Demanding from On-Demand
This article was a writing submission from Enrique Miguel Bautista for the 2018 International Conference’s writing competition; it received 2nd place and was published in Business Today’s 50th Anniversary Magazine.
“Quick and easy delivery” is the tagline of the so called On-Demand economy. However, with the speed with which these start-ups deliver their service, failure might inevitably be the outcome. Companies such as Peppertap, Happy Home Company and Take Eat Easy, all lasted at most five years in operations. But who could blame them for trying to make it work in this industry? Nobody can resist the temptation to partake in a market that spans 22.4 million consumers and has the potential to generate revenue of up to $57.6 billion annually.
Defined as the business model of the future, the On-Demand economy was founded on technology companies’ promises to swiftly deliver goods and services. This is done through applications, which are easily accessible on smart devices. Through this platform, customers with multiple needs are easily connected to people willing to provide services. Capitalizing on this structure, Uber and AirBnb have built empires without even owning the most crucial part of their business: cars and houses. With success stories like these, what caused some other startups to tank?
The primary flaw is inaccurate pricing. One wrong pricing move spells the difference between gaining a considerable market share or going out of business. In a market such as the On-Demand economy, which constitutes approximately 280 companies in 16 industries, prices must be competitive to stay valid. While pricing too high obviously reduces demand for a product, pegging a price below market value bankrupts players and drives them out of the game. For example, Thumbplay, a subscription-based content service, sustained low prices, and are now losing more money than they can earn. In the On-Demand economy, companies have a greater need than ever to establish long-term price models. It becomes imperative that start-ups consider trade-off between price and volume for optimal returns and test customer perceptions and price sensitivity.
To further complicate pricing, in certain markets where demand may follow a certain trend or cyclicality, companies must study the increase or decrease in prices with respect to demand changes. For example, Uber uses the method of surge pricing, where prices in a particular zone are temporarily raised above the regular price in reaction to a forecasted increase in demand. Thus, during rush hour, your Uber will probably cost more than the average fare
Another obvious cause of problems is the lack of quality management. Though price may seem to be the main determinant for a customer’s preference for given markets, quality is what saves an empire from an impending foreclosure. The customer experience begins with the app that he or she interacts with. People would prefer an app that is visually appealing and easy to use. Consequently, updating and improving a memorable, easy to use and interactive interface is the next hurdle to jump.

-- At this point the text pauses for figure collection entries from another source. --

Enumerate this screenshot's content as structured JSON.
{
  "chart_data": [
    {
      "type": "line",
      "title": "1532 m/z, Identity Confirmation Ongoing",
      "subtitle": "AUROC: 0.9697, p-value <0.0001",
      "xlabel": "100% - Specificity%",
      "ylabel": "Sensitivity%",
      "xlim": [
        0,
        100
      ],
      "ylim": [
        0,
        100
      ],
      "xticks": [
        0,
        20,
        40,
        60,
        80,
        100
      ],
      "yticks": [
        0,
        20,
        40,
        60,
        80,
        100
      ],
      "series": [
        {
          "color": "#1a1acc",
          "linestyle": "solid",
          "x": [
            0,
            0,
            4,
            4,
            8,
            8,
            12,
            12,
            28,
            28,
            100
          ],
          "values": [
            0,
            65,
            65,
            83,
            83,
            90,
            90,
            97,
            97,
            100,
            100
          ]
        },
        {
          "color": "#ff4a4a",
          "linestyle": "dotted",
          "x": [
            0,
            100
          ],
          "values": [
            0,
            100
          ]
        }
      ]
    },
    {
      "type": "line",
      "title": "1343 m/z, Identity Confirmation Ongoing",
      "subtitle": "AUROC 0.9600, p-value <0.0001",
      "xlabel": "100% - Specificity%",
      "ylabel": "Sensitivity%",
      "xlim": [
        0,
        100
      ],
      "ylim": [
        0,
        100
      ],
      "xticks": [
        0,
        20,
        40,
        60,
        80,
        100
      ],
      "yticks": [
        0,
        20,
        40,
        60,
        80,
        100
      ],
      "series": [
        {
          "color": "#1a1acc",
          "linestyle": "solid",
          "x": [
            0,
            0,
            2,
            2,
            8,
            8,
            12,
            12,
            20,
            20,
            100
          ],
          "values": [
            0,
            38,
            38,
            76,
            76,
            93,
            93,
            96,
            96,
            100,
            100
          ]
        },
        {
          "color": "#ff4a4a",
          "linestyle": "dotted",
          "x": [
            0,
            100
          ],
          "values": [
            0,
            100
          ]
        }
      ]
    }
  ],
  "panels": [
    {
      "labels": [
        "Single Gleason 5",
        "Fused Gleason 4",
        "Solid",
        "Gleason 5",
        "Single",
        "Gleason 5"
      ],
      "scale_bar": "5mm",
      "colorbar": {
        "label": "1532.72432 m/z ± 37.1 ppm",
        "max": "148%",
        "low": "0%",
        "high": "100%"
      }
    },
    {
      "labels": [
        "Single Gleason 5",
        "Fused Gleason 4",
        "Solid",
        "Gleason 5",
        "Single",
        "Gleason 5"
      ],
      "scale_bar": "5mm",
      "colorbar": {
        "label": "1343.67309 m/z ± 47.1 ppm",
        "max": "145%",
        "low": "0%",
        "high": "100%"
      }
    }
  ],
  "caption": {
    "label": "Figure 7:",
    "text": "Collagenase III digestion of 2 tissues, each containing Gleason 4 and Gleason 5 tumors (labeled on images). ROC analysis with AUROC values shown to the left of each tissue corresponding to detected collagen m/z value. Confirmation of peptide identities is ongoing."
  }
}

It is the company’s responsibility to follow up on app quality with swift and reliable service. Homejoy, an on-demand home-cleaning service, failed to do so, and was shut down due to lawsuits against independent contractors from customers who were unhappy with the cleaning services provided. The best way to maintain quality in the fast-paced On-Demand economy is to offer yearly training modules or workshops to workers. Alternatively, to cut costs, companies can create a rating system for each worker, giving them an incentive to improve the quality of their work. Most successful On-Demand companies, including Uber and Airbnb, use rating systems such as these.
But possibly the most pressing problem that must be addressed is the issue of informal employment in the On-Demand Economy. As a new type of employee, On-Demand workers are not yet properly defined in laws and regulations. They are considered self-employed, and thus do not qualify for benefits such as health care, pensions, and social protection. Furthermore, they have to contend with little job security and no way to request higher pay. In extension, taxes do not apply to On-Demand companies, on grounds that they are merely a platform. However, more aggressive political bodies like the EU ruled that that Uber was a transportation business, not merely a digital platform, and therefore subject to licensing and other regulations that apply to taxi companies.
Looking forward, with the rapid growth of the On-Demand economy, which might constitute 540 million workers in 2025, there is a need for the world and government leaders to legislate strict implementation of wages, health benefits, and retirement plans to all workers. The concept of universal minimum wage and universal pension must be studied further with respect to different income brackets and employment statuses.
The On-Demand Economy may be flexible, innovative, and in many ways a model for the future, but a great number of factors demand serious consideration. Defining the many aspects of this industry and applying them to real life situations is anything but quick and easy. It is imperative that we put emphasis on the indomitable dignity of man on this new platform that many wish to tread on. Having at our disposal an abundant faculty of knowledge and awe-inspiring machines to uplift the environment, will the fear of failure stop us from pursuing this path, or will the spirit of grit and innovation usher in a new era?
Enrique Miguel Bautista is an Economics major in his country’s premier state university. He has interned with the Philippine Competition Commission. As a member of the University of the Philippines Economics Society, he is constantly part of organizing various events such as the National Economic Summit and National Youth Congress in the Philippines.